Colorful red, green and yellow bell peppers have become the second leading cash crop in the Coachella Valley.
There are only about 3,000 acres in the valley, but the value of the summer and fall pepper crops totals more than $41 million, second only to Flame Seedless table grapes.
University of California Cooperative Extension Riverside County Farm Advisor Jose Aguiar told the recent Desert Vegetable Crops Workshop in Holtville, Calif., that growing bell peppers is as challenging as it is lucrative.
“If you grow peppers, you really need to be thinking ahead about problems because you will have them and you need a control plan,” he said.
Desert peppers are grown on plastic mulch and drip irrigated. Pre-plant Methyl bromide fumigation continues to be the key to getting a profitable crop, which is a yield of about 1,500 boxes per acre.
Nematodes can be a problem and ground beetles migrating from vineyards can girdle pepper plants. Aphid, psyllids and mites can be problems.
Bell peppers can be damaged by a wide array of diseases, including a new one that surfaced recently.

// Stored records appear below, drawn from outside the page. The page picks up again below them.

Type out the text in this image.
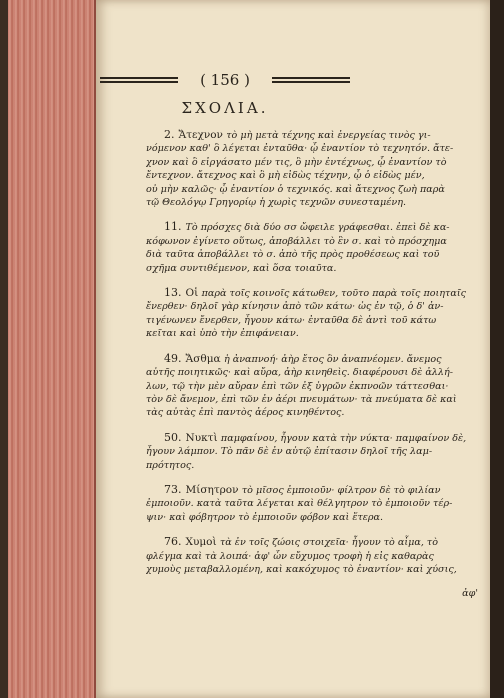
( 156 )
ΣΧΟΛΙΑ.
2. Ἄτεχνον τὸ μὴ μετὰ τέχνης καὶ ἐνεργείας τινὸς γι-
νόμενον καθ' ὃ λέγεται ἐνταῦθα· ᾧ ἐναντίον τὸ τεχνητόν. ἄτε-
χνον καὶ ὃ εἰργάσατο μέν τις, ὃ μὴν ἐντέχνως, ᾧ ἐναντίον τὸ
ἔντεχνον. ἄτεχνος καὶ ὃ μὴ εἰδὼς τέχνην, ᾧ ὁ εἰδὼς μέν,
οὐ μὴν καλῶς· ᾧ ἐναντίον ὁ τεχνικός. καὶ ἄτεχνος ζωὴ παρὰ
τῷ Θεολόγῳ Γρηγορίῳ ἡ χωρὶς τεχνῶν συνεσταμένη.
11. Τὸ πρόσχες διὰ δύο σσ ὤφειλε γράφεσθαι. ἐπεὶ δὲ κα-
κόφωνον ἐγίνετο οὕτως, ἀποβάλλει τὸ ἓν σ. καὶ τὸ πρόσχημα
διὰ ταῦτα ἀποβάλλει τὸ σ. ἀπὸ τῆς πρὸς προθέσεως καὶ τοῦ
σχῆμα συντιθέμενον, καὶ ὅσα τοιαῦτα.
13. Οἱ παρὰ τοῖς κοινοῖς κάτωθεν, τοῦτο παρὰ τοῖς ποιηταῖς
ἔνερθεν· δηλοῖ γὰρ κίνησιν ἀπὸ τῶν κάτω· ὡς ἐν τῷ, ὁ δ' ἀν-
τιγένωνεν ἔνερθεν, ἦγουν κάτω· ἐνταῦθα δὲ ἀντὶ τοῦ κάτω
κεῖται καὶ ὑπὸ τὴν ἐπιφάνειαν.
49. Ἄσθμα ἡ ἀναπνοή· ἀὴρ ἔτος ὃν ἀναπνέομεν. ἄνεμος
αὐτῆς ποιητικῶς· καὶ αὔρα, ἀὴρ κινηθεὶς. διαφέρουσι δὲ ἀλλή-
λων, τῷ τὴν μὲν αὔραν ἐπὶ τῶν ἐξ ὑγρῶν ἐκπνοῶν τάττεσθαι·
τὸν δὲ ἄνεμον, ἐπὶ τῶν ἐν ἀέρι πνευμάτων· τὰ πνεύματα δὲ καὶ
τὰς αὐτὰς ἐπὶ παντὸς ἀέρος κινηθέντος.
50. Νυκτὶ παμφαίνου, ἦγουν κατὰ τὴν νύκτα· παμφαίνον δὲ,
ἦγουν λάμπον. Τὸ πᾶν δὲ ἐν αὐτῷ ἐπίτασιν δηλοῖ τῆς λαμ-
πρότητος.
73. Μίσητρον τὸ μῖσος ἐμποιοῦν· φίλτρον δὲ τὸ φιλίαν
ἐμποιοῦν. κατὰ ταῦτα λέγεται καὶ θέλγητρον τὸ ἐμποιοῦν τέρ-
ψιν· καὶ φόβητρον τὸ ἐμποιοῦν φόβον καὶ ἕτερα.
76. Χυμοὶ τὰ ἐν τοῖς ζώοις στοιχεῖα· ἦγουν τὸ αἷμα, τὸ
φλέγμα καὶ τὰ λοιπά· ἀφ' ὧν εὔχυμος τροφὴ ἡ εἰς καθαρὰς
χυμοὺς μεταβαλλομένη, καὶ κακόχυμος τὸ ἐναντίον· καὶ χύσις,
ἀφ'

“We are starting to see fusarium problem and growers want to know if it is coming from the greenhouses. It is possible, but not probable because fusarium can stay in the soil a long time and be carried by wind and irrigation water,” he said.
A new problem surfaced that initially looked like nutritional deficiency, said Aguiar, but it turns out to be beet curly top virus.
“Plants would start to wilt and have a lot of yellowing and eventually the whole plant would die. Internodes were shorter. However, the roots would be fine. And it would be individual plants surrounded by healthy plants. It is a significant number of plants, but not every plant,” said Aguiar.
Bob Gilbertson, University of California, Davis plant pathologist, eventually identified the problem as beet curly top, a common virus found in California vectored by the beet leafhopper.
However, Aguiar said growers have not picked up leafhoppers in the field and that made Gilbertson's analysis surprising.
Aguiar noted that it does not take a leafhopper long to infect a plant with beet curly top. “They can feed on a plant for only a minute and it can become infected,” he explained.
Aguiar conjectured the leafhoppers are likely coming out of the foothills infecting pepper fields.
The virus has a very large host range that includes many vegetables, field crops, and weeds. Host plants for the beet leafhopper include Russian thistle, which thrives in the desert areas.
Resistant varieties are available for beans and sugar beet, but not for peppers. A statewide program to control the leafhopper vector with insecticide sprays on its breeding grounds limits the number of leafhoppers that move to agricultural areas. Control measures are not recommended for individual fields.
Aguiar said CDFA monitoring of leafhoppers could be used in a planting management plan to hopefully avoid early season damage from leafhoppers to highly susceptible seedling peppers.